Kings Lynn and West Norfolk expects to save £600,000 with e-procurement and invoicing.

By Miya Knights, 2 Oct 2007 at 11:06

Kings Lynn and West Norfolk Borough Council has just gone live with a new e-procurement and electronic trading environment in its mission to abolish paper by March 2008.

EGS, a UK e-commerce exchange for the public sector and its suppliers, has supplied the Council with its IDeA:marketplace platform in a four-week implementation time.

The council has made initial savings of approximately £600,000 by revising its procurement strategy and automating its procurement processes, as well as putting spending controls in place through the EGS Exchange.

"We moved to e-procurement as part of the e-government initiative, and also decided to upgrade to a new financial system internally," said Sarah Arthurton, senior accountancy technician at the council.

The authority is now in the process of adding suppliers to the system, which will be fully rolled out to users across all Council departments by March 2008, with the aim of abolishing all paper-based invoices by that time.

Arthurton continued: "EGS' IDeA:marketplace enables us to know exactly what's being spent and who the Council is buying from. It enables us to have greater controls in place to ensure that only authorised people are buying, which significantly reduces off contract spend and maverick buying. It also provides us with valuable analysis.

"We knew who we were buying from, but previously we didn't have insight into what was being bought and in what quantities. The EGS system assigns codes against items, which gives us much greater management insight into what we're buying. This in turn means we are able to negotiate much more meaningful contracts, streamline the number of suppliers and make our processes sharper."

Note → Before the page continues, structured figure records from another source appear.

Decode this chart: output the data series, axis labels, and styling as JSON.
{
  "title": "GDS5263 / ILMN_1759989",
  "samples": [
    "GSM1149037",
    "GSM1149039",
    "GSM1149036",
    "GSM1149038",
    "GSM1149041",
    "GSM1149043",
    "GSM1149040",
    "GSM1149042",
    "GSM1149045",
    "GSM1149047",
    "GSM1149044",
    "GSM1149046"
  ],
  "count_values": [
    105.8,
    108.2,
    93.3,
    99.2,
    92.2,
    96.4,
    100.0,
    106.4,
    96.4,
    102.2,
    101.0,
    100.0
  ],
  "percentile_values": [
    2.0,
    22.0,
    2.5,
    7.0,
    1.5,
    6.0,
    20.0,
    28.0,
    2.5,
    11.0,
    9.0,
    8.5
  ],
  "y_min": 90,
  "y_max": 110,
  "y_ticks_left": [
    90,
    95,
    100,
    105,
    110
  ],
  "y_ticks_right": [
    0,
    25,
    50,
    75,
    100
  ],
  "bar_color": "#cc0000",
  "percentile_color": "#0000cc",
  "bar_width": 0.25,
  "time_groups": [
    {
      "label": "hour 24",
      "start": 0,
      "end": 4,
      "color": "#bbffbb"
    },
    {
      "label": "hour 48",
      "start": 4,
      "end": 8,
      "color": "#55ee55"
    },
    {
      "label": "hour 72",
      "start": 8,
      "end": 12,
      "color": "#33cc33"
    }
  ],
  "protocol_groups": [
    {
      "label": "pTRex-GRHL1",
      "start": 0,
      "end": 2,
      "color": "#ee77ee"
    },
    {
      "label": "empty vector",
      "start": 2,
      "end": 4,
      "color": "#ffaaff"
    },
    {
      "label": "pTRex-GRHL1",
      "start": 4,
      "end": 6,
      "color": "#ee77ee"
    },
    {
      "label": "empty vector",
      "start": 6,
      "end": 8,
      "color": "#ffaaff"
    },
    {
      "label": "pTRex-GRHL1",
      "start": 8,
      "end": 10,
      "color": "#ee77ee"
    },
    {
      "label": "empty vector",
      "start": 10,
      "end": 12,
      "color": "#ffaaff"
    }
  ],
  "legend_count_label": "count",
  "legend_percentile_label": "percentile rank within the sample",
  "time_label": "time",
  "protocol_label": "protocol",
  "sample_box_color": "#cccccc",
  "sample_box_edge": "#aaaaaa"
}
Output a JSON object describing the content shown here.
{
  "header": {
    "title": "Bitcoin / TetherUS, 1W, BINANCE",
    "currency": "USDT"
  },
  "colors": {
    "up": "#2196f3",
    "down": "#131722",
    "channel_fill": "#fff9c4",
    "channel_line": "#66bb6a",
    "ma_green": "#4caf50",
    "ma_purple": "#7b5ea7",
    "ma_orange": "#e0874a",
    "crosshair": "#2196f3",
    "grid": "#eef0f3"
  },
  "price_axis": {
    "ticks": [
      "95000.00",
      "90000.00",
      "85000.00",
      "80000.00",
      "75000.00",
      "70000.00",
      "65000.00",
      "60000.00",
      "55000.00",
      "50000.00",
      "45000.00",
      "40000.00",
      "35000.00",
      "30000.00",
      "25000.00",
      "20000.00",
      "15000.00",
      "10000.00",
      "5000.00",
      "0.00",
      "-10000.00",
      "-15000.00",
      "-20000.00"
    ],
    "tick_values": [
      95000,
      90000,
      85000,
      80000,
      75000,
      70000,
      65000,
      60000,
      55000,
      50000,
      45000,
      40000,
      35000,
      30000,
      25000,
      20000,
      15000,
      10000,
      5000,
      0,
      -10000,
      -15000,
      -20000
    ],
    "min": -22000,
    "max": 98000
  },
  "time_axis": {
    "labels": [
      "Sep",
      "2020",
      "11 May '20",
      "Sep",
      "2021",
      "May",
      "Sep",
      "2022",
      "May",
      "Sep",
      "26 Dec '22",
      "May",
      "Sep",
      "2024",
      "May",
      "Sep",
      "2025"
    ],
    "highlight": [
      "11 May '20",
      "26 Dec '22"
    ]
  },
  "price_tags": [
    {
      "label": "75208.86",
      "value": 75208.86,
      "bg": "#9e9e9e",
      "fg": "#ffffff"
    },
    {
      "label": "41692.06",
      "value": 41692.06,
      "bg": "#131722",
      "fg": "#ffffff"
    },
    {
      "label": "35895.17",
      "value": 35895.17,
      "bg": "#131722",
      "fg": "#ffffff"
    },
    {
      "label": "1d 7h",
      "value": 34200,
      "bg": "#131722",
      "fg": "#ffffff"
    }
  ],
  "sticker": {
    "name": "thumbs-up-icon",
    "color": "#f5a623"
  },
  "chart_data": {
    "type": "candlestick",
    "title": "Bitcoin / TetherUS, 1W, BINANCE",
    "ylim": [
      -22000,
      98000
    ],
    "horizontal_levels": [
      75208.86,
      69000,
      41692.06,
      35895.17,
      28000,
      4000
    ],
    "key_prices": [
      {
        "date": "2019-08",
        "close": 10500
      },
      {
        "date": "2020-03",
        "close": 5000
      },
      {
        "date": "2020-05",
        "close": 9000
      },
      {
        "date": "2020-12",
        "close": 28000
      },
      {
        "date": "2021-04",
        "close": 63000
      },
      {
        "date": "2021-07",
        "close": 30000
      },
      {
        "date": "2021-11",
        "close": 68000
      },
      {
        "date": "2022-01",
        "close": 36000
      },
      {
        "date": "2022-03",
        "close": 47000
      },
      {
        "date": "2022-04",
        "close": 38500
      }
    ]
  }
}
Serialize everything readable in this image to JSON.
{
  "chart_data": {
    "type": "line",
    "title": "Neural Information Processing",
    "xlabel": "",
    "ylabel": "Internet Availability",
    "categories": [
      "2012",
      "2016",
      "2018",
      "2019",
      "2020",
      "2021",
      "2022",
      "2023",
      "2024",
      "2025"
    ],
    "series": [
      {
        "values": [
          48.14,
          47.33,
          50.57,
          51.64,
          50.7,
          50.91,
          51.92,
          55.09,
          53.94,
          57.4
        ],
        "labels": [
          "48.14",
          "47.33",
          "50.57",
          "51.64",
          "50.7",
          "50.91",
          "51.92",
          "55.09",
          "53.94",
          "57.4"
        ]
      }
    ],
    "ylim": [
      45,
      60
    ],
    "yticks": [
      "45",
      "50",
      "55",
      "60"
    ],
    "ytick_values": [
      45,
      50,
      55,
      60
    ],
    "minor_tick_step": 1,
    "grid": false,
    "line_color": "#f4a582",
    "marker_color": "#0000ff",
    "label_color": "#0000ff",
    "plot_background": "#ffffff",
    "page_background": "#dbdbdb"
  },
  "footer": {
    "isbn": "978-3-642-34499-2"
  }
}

Dale Gagen, technical accountant for the Borough Council of Kings Lynn and West Norfolk said: "Since moving from manual processes to e-procurement, we have made in excess of £600,000 in savings by approaching procurement in a different way and having better systems in place." He also said the authority's gross annual expenditure is approximately £98 million of which approximately £9 million can be influenced. And by automating the procurement process and revising its procurement strategy, he said the council would be able to save about ten per cent of this amount.